June 8, 2012 § 11 Comments
Our earth is not the center of the universe, but only one of several planets circling the sun—and not even the largest.
I’d like to state something that, on an emotional level, is just as heretical.
The big “I” each of us has, is not the center of the universe either. That “I” is one speck in an infinite cloud. Yet an “I” centered universe is hard to avoid when everything we know of existence comes through the tiny portal of self. That conscious speck called self values everything else based on whether it furthers or hinders a small personal agenda.
But as they gain command of hands, legs, language, they begin to be impressed with themselves.
The thrill of mastery is conspicuous in little kids. They run because they can. They jump. They yell. They do everything with enthusiasm. The kid-self is gigantic and joyous.
Then the self begins to compare, and check out its own image in the mirror of other people’s opinion. Suddenly the self becomes consumingly aware of skinny arms, a paperweight brain that stinks at long division, the embarrassment of wearing the wrong pair of shoes.
Any one of these things can eclipse the entire universe.

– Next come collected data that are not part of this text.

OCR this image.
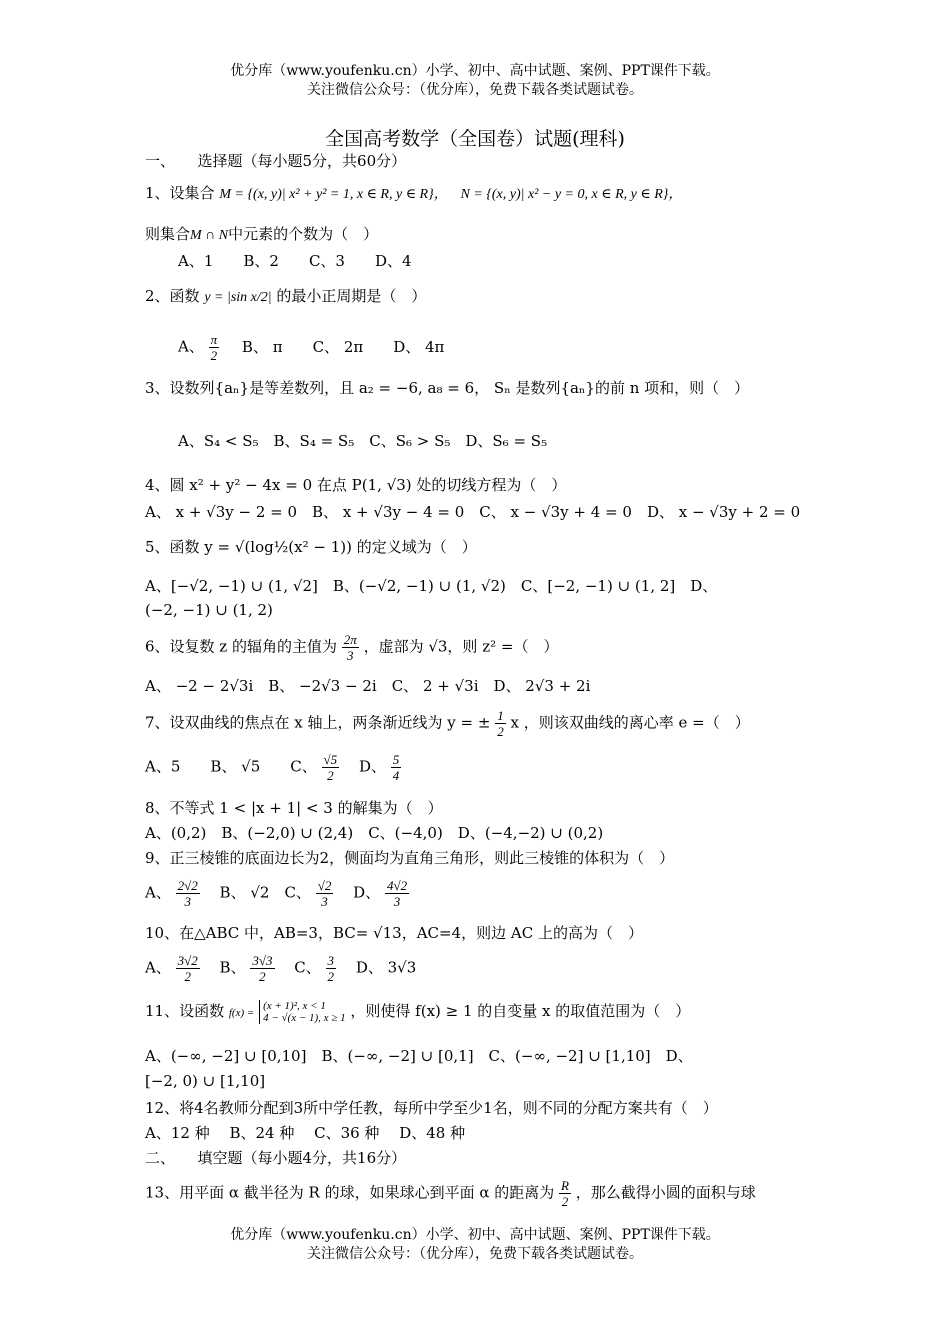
优分库（www.youfenku.cn）小学、初中、高中试题、案例、PPT课件下载。
关注微信公众号：（优分库），免费下载各类试题试卷。
全国高考数学（全国卷）试题(理科)
一、　　选择题（每小题5分，共60分）
1、设集合 M = {(x, y)| x² + y² = 1, x ∈ R, y ∈ R}， N = {(x, y)| x² − y = 0, x ∈ R, y ∈ R}，
则集合M ∩ N中元素的个数为（　）
A、1　　B、2　　C、3　　D、4
2、函数 y = |sin x/2| 的最小正周期是（　）
A、 $\frac{\pi}{2}$ B、 π　　C、 2π　　D、 4π
3、设数列{aₙ}是等差数列，且 a₂ = −6, a₈ = 6， Sₙ 是数列{aₙ}的前 n 项和，则（　）
A、S₄ < S₅　B、S₄ = S₅　C、S₆ > S₅　D、S₆ = S₅
4、圆 x² + y² − 4x = 0 在点 P(1, √3) 处的切线方程为（　）
A、 x + √3y − 2 = 0　B、 x + √3y − 4 = 0　C、 x − √3y + 4 = 0　D、 x − √3y + 2 = 0
5、函数 y = √(log½(x² − 1)) 的定义域为（　）
A、[−√2, −1) ∪ (1, √2]　B、(−√2, −1) ∪ (1, √2)　C、[−2, −1) ∪ (1, 2]　D、
(−2, −1) ∪ (1, 2)
6、设复数 z 的辐角的主值为 $\frac{2\pi}{3}$ ，虚部为 √3，则 z² =（　）
A、 −2 − 2√3i　B、 −2√3 − 2i　C、 2 + √3i　D、 2√3 + 2i
7、设双曲线的焦点在 x 轴上，两条渐近线为 y = ± $\frac{1}{2}$ x ，则该双曲线的离心率 e =（　）
A、5　　B、 √5　　C、 $\frac{√5}{2}$ 　D、 $\frac{5}{4}$
8、不等式 1 < |x + 1| < 3 的解集为（　）
A、(0,2)　B、(−2,0) ∪ (2,4)　C、(−4,0)　D、(−4,−2) ∪ (0,2)
9、正三棱锥的底面边长为2，侧面均为直角三角形，则此三棱锥的体积为（　）
A、 $\frac{2√2}{3}$ 　B、 √2　C、 $\frac{√2}{3}$ 　D、 $\frac{4√2}{3}$
10、在△ABC 中，AB=3，BC= √13，AC=4，则边 AC 上的高为（　）
A、 $\frac{3√2}{2}$ 　B、 $\frac{3√3}{2}$ 　C、 $\frac{3}{2}$ 　D、 3√3
11、设函数 f(x) =
(x + 1)², x < 1
4 − √(x − 1), x ≥ 1 ，则使得 f(x) ≥ 1 的自变量 x 的取值范围为（　）
A、(−∞, −2] ∪ [0,10]　B、(−∞, −2] ∪ [0,1]　C、(−∞, −2] ∪ [1,10]　D、
[−2, 0) ∪ [1,10]
12、将4名教师分配到3所中学任教，每所中学至少1名，则不同的分配方案共有（　）
A、12 种　 B、24 种　 C、36 种　 D、48 种
二、　　填空题（每小题4分，共16分）
13、用平面 α 截半径为 R 的球，如果球心到平面 α 的距离为 $\frac{R}{2}$ ，那么截得小圆的面积与球
优分库（www.youfenku.cn）小学、初中、高中试题、案例、PPT课件下载。
关注微信公众号：（优分库），免费下载各类试题试卷。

Although the feelings are negative, the young adult self is bigger than ever. The self has become a burden and an embarrassment, and coping with its inadequacies is a full-time job.
Then the self matures, and gains confidence. In adulthood it expresses itself by decorating walls with framed pieces of pager, gathering wealth, reproducing.
But with age, muscle mass, ambition, prospects–all begin to shrink. It is a time marked by less—and that less includes a less domineering self.
Sometimes my self is so quiet I can watch the leaf shadows on the window screen for long minutes without interruption from the internal voice that yells, “Look at me! Look at me!”
The yelling hasn’t stopped but it has either grown quieter or I have so completely lost interest that I am able to ignore it freeing my awareness to take in everthing else.
The self that so occupied me at fifteen competing to be the coolest, the self that struggled to look daring living aboard a boat while raising a child with my fisherman husband, the self that demanded that someone publish her books does not rule the way she once did.
Without her I am less likely to judge you harshly or see you as the competition.
The things I hope for now usually belong to us, not me. The urge to show off is not gone, but it comes up infrequently and is mildly embarrassing when it does.
More and more often, I see myself for the insignificant fleck of dust I am—or perhaps a better analogy is that I see myself as part of the moving stream. I’m insignificant, yes, but not separate like a fleck of dust.
Am I only imagining it, or are you who are of similar age experiencing a lightening of the burden of self as well? I hope so. Along with arthritis, the inability to remember where we put our keys, and wrinkly hides, this is one of the gifts that comes with age–one of the few that is worth opening.
You and I, along with spiders and oak trees and rain falling on a hot tar road are participants in the great enterprise of being.
Together we are a collective and amazing universe, centerless and expanding.